There are a few dividend stocks out there producing incredibly high dividend yields. However, that passive income can come at a price. Such was the case for under-$5 real estate stock NorthWest Healthcare Properties REIT (TSX:NWH.UN).
NorthWest stock fell in half this year, helped along by a slice in its dividend as well. Yet now, with the cut out of the way, and future growth potentially on the way, is this dividend stock a buy once more for monthly passive income?
What happened?
NorthWest stock seemed to fall into that trap that many other stocks on the TSX today fell into. Namely, the trap of growing too fast, too soon. The company looked like it had the world at its fingertips. After all, even during the pandemic, the real estate investment trust (REIT) was doing well. If hospitals and doctors’ offices aren’t essential, then nothing is.
Yet even with long-term contracts keeping the company strong, it was its acquisitions that seemed to hurt the stock. The company used its equity to fund these operations. So, when that equity dropped, it looked like it wasn’t as certain of a future as they hoped.
While it holds essential real estate, there is trouble for NorthWest stock.
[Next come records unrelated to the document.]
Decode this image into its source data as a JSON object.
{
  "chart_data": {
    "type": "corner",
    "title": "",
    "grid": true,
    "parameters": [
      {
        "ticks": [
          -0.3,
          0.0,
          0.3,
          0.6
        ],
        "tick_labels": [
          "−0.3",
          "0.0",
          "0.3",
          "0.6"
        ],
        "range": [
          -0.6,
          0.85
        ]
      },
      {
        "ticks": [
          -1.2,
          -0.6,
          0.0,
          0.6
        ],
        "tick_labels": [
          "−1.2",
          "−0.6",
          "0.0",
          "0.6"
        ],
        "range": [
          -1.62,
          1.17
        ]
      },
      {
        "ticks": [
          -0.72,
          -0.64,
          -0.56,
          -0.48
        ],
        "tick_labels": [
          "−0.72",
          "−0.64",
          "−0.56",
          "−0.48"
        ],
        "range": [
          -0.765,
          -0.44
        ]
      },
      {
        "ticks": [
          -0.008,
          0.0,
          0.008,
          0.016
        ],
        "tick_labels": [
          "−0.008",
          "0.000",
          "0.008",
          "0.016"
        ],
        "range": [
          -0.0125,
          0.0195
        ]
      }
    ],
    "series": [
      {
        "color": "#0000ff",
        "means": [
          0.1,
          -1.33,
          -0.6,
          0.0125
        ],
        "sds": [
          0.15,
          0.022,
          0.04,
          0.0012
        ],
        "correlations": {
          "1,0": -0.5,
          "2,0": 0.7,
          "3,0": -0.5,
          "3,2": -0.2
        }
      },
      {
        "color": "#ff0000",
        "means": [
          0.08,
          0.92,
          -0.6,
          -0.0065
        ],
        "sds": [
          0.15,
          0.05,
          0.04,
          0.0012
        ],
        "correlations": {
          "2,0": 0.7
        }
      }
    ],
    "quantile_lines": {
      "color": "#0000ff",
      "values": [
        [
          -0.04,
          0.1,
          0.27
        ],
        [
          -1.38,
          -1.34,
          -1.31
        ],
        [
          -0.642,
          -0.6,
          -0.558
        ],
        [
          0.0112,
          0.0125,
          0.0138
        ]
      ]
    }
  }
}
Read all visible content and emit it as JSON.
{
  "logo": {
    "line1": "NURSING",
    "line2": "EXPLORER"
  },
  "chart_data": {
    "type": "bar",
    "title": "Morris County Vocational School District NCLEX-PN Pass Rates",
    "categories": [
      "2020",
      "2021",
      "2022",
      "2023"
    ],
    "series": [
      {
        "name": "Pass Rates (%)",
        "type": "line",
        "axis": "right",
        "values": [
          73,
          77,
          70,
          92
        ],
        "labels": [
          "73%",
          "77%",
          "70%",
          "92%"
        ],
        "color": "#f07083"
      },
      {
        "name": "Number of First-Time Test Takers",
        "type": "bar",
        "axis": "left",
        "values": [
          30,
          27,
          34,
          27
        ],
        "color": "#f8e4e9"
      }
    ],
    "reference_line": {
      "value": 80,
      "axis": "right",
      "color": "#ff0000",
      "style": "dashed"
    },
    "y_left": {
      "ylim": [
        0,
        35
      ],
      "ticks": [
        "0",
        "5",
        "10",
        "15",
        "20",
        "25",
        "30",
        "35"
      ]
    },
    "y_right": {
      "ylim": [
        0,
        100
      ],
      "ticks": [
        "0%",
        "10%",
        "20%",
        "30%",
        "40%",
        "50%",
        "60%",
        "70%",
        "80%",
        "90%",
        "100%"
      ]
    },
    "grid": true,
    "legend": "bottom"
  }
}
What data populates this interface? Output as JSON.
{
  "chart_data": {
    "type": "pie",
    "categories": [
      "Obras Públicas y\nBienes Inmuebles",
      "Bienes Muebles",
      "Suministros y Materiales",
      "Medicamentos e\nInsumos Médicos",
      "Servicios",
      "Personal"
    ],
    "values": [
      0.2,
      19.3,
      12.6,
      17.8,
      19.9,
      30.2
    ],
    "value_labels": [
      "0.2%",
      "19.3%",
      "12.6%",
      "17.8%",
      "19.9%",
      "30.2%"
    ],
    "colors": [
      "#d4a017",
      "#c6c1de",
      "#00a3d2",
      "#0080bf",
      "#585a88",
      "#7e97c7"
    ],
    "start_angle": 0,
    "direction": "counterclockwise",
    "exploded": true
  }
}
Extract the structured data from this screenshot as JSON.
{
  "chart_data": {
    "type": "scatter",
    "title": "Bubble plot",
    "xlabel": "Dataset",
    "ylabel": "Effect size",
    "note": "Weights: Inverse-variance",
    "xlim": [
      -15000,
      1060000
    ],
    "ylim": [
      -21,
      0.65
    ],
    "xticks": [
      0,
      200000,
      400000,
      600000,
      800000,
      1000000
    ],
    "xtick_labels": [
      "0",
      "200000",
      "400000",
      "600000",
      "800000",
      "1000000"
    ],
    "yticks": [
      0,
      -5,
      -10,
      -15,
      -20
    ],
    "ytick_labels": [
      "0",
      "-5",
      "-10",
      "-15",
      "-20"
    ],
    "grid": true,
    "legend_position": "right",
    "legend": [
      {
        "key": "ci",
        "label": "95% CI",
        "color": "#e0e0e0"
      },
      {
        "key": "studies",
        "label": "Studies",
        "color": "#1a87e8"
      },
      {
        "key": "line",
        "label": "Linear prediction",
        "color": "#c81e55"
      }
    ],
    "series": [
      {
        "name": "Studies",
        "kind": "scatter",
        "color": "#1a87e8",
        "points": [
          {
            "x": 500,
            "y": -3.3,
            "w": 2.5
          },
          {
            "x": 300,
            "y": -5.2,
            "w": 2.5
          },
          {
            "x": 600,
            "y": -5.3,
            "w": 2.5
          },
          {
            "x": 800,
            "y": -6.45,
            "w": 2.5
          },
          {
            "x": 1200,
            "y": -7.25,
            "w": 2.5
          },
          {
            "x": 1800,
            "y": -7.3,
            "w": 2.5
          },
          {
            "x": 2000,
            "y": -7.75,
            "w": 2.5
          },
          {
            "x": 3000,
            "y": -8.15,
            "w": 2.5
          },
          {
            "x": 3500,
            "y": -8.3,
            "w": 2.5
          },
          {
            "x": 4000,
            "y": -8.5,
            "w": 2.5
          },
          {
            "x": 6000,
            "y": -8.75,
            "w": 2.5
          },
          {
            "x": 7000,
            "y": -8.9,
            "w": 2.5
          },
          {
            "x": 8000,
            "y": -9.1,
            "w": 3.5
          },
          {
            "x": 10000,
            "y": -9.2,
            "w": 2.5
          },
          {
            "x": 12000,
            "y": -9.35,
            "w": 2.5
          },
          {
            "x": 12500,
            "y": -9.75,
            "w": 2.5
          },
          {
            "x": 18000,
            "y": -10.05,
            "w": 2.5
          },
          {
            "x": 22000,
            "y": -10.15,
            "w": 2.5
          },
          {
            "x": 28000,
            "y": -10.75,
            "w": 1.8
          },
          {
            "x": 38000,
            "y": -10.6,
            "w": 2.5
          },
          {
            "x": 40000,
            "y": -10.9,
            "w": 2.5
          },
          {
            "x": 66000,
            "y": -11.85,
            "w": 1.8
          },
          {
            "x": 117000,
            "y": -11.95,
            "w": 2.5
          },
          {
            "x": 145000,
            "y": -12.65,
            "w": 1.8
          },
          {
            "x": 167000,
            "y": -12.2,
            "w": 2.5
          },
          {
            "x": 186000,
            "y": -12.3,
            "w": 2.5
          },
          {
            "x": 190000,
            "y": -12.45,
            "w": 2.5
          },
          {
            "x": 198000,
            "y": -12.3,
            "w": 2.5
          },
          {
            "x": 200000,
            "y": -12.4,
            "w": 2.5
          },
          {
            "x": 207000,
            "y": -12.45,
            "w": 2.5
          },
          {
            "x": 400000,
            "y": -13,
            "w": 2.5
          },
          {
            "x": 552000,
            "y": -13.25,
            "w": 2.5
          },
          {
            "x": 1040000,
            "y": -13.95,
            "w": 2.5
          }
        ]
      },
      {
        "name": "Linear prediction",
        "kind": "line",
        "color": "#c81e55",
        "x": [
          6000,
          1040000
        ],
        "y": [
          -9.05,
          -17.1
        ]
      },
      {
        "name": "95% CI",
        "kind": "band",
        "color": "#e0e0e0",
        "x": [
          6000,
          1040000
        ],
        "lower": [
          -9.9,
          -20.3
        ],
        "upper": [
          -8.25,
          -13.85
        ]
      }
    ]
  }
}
But just how much trouble?
Earnings look
During the latest earnings report, NorthWest stock reported positive revenue growth and same-property net operating income for the third quarter and year to date. It managed to secure $140 million in term loans to extend its maturities as well.
Now, the company is looking to strengthen its balance sheet. It’s been refinancing and extending its corporate debt obligations. In fact, it looks to eliminate corporate debt facilities before November of 2024. Part of this comes from selling off some assets to help fuel this debt repayment.
Meanwhile, fundamentals were up. Revenue increased 5.1% for the quarter, though net income decreased by $116.4 million. Its occupancy rate remains at 96%, supported by an average lease expiry of 13.2 years as of writing.
What about the dividend?
The thing is, the company also recently made an announcement that upset investors. NorthWest stock cut its annual dividend to $0.36 annually, down to $0.03 per unit monthly. This certainly didn’t impress investors, but this cut will help the REIT manage debt and strengthen the bottom line.
“While a Strategic Review is underway, management and the board have taken key actions in the near term to strengthen the balance sheet and the business…We are working to divest our remaining investment units in Australian Unity Healthcare Fund. To date we have completed investment and non-core asset sales that have generated gross proceeds of $235.1 million, with additional non-core assets being under contract. We remain committed to building on our position as a healthcare real estate leader, focused on creating value for our many stakeholders.”
Craig Mitchell, Northwest’s chief executive officer
So, while the company has some work to do, it also has long-term contracts to get it there. What’s more, management remains responsible in funding the company’s debts. Therefore, if you’re looking for that dividend, now is the time. You can grab an 8.04% dividend yield as of writing, all while paying under $5 per share. And hopefully, it’s only going up from here.